Removing whitespace (and comments) changes the content of the code.
What you're really saying is that it changes things that don't seem
important to you. However, for the GPL definition of "source" what
matters is whether the source code is in a form used to modify the
code.
> Removing whitespace does not require decompiling, unencoding,
> reverse-engineering, or any other content-altering method in order to undo.
Call it whatever you want, it's still not the "preferred form of the
work for making modifications to it." Even if reversing it is as
relatively simple as running an algorithm that attempts to guess where
line-breaks and tabs would reasonably go.
> Otherwise, If I don't like the way that you indent, camelcase, or
> inline-document, etc. your code, by your interpretation of "preferred form
> of the work for making modifications", I could, under the auspices of the
> license, compel you to provide me code that meets my "preferences".
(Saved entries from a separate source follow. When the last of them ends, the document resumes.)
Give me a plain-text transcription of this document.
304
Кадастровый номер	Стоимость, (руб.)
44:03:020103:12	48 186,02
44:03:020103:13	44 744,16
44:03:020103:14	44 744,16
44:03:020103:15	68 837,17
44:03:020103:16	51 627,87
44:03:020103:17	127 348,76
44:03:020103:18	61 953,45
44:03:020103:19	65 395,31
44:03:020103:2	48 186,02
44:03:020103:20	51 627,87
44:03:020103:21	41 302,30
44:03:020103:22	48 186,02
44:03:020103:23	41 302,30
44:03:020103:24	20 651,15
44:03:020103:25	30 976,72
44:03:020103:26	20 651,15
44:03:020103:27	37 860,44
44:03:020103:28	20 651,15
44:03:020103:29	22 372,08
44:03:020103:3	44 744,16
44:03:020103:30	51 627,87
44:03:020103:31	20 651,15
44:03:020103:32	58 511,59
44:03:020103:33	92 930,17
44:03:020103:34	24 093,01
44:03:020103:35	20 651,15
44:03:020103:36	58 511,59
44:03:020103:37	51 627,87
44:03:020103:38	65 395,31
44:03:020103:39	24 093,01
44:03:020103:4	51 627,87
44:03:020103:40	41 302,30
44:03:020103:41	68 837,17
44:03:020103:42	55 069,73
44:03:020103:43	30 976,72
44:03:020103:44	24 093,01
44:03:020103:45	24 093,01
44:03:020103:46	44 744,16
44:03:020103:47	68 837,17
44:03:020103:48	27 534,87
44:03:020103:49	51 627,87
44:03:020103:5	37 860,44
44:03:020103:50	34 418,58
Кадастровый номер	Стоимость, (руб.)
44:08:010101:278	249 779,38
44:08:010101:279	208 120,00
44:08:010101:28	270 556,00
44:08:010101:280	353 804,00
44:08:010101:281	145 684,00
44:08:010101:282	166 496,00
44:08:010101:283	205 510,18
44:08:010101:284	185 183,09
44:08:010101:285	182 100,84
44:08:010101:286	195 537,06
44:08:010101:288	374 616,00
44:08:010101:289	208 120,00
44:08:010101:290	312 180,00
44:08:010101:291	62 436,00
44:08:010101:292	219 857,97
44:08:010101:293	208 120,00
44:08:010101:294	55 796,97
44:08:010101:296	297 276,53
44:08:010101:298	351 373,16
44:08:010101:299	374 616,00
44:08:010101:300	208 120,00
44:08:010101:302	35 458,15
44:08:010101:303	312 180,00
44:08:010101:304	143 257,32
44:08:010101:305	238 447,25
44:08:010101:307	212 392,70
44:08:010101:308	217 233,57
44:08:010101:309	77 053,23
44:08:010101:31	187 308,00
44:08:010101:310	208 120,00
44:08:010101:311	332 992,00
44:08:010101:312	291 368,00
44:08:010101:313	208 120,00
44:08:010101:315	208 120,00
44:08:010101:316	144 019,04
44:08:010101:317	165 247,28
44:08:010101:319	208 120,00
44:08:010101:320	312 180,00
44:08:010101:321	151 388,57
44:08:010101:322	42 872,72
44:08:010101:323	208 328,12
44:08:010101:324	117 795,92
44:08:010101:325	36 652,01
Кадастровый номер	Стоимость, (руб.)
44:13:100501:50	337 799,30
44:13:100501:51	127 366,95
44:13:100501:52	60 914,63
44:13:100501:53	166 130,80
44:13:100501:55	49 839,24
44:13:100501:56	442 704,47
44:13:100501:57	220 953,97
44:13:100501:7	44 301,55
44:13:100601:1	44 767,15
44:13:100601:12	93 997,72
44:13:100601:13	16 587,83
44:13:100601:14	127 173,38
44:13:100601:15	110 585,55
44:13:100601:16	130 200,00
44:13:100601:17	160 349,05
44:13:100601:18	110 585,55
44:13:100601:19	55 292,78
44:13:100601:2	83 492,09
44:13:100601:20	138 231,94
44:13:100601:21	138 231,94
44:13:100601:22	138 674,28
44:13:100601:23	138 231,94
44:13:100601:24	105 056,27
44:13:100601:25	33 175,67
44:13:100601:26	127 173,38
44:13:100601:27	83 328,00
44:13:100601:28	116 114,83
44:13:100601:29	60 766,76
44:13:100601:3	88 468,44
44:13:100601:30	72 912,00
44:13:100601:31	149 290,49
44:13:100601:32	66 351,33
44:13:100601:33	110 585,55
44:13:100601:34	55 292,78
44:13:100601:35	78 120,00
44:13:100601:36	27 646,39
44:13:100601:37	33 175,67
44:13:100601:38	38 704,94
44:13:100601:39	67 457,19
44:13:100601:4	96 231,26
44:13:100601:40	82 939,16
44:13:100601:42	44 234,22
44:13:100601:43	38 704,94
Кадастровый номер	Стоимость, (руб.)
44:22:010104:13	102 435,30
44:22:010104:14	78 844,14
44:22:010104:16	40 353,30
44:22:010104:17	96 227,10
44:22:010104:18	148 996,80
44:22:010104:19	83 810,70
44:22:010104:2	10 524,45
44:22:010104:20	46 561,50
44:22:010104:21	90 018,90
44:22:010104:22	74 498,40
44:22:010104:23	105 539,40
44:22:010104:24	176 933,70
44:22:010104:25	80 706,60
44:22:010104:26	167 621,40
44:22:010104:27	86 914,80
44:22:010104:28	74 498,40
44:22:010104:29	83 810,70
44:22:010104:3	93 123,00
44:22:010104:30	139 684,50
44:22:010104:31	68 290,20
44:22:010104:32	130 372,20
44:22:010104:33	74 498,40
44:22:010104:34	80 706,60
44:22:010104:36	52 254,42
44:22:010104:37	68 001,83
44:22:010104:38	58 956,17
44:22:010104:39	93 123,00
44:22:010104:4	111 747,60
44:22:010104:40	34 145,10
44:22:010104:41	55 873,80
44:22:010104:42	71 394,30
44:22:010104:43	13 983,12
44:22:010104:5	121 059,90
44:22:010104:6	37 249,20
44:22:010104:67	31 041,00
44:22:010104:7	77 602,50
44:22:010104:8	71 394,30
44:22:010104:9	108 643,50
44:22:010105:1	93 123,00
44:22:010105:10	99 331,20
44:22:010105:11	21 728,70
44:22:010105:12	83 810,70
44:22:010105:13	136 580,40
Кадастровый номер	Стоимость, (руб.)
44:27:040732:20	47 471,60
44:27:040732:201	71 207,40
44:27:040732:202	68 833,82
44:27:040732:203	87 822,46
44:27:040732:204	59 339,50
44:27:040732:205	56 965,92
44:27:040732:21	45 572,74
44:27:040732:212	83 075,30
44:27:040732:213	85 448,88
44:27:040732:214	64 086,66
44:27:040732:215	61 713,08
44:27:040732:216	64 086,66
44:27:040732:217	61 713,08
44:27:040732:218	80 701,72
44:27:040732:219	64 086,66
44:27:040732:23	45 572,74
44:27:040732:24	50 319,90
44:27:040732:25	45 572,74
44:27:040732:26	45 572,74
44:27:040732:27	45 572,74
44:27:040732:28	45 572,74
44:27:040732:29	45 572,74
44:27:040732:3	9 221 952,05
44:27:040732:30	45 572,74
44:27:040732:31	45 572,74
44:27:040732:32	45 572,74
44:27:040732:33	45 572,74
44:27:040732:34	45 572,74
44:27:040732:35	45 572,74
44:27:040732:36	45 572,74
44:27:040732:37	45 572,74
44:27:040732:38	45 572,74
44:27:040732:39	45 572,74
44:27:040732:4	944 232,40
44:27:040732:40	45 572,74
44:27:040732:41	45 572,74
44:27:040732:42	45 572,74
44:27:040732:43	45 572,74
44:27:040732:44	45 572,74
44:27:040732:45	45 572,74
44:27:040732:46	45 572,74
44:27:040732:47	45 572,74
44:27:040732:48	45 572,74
Common sense suggests there's a difference between indentation or
naming preference and code that has to be converted by algorithm into
a form that is editable. One significant difference is that no one is
claiming to edit their CSS files all on one line, whereas reasonable
programmers disagree on say tabs vs. spaces and are capable of
switching between them without significant harm. Another is that
minified CSS is not how the original programmer wrote it.
.
On Fri Feb 18 17:03:49 UTC 2011, Otto <otto at ottodestruct.com> wrote:
> Reversing JS compression and decompiling don't give you the original
> code back. Beautifying CSS does, because CSS cannot have its actual
> content altered or it loses its meaning.
The meaning stays the same for much obscured JS and PHP; often even
the syntax is preserved. Again, the GPL doesn't refer to "meaning"
when describing source.
And you don't have the true original CSS source: you have a relatively
good approximation of what it might look like, according to an
algorithm that's mostly pretty good. The fact that you don't have the
original explanatory comments should be proof enough that it's not the
same as the original.
> Quite simply, your argument is silly. There is a substantial
> difference between deliberately obfuscating something to make it
> difficult to edit and removing whitespace from files to make them
> smaller. One is done with malicious intent. The other is not.
I've tried to be precise, not silly, and I apologize if I've failed. I
believe that I'm using a common-sense reading of the text of the GPL
and that talk of the "intent" or "meaning" of obfuscation adds
something to the GPL that's not there. However, I also believe that
reasonable people can disagree in good faith.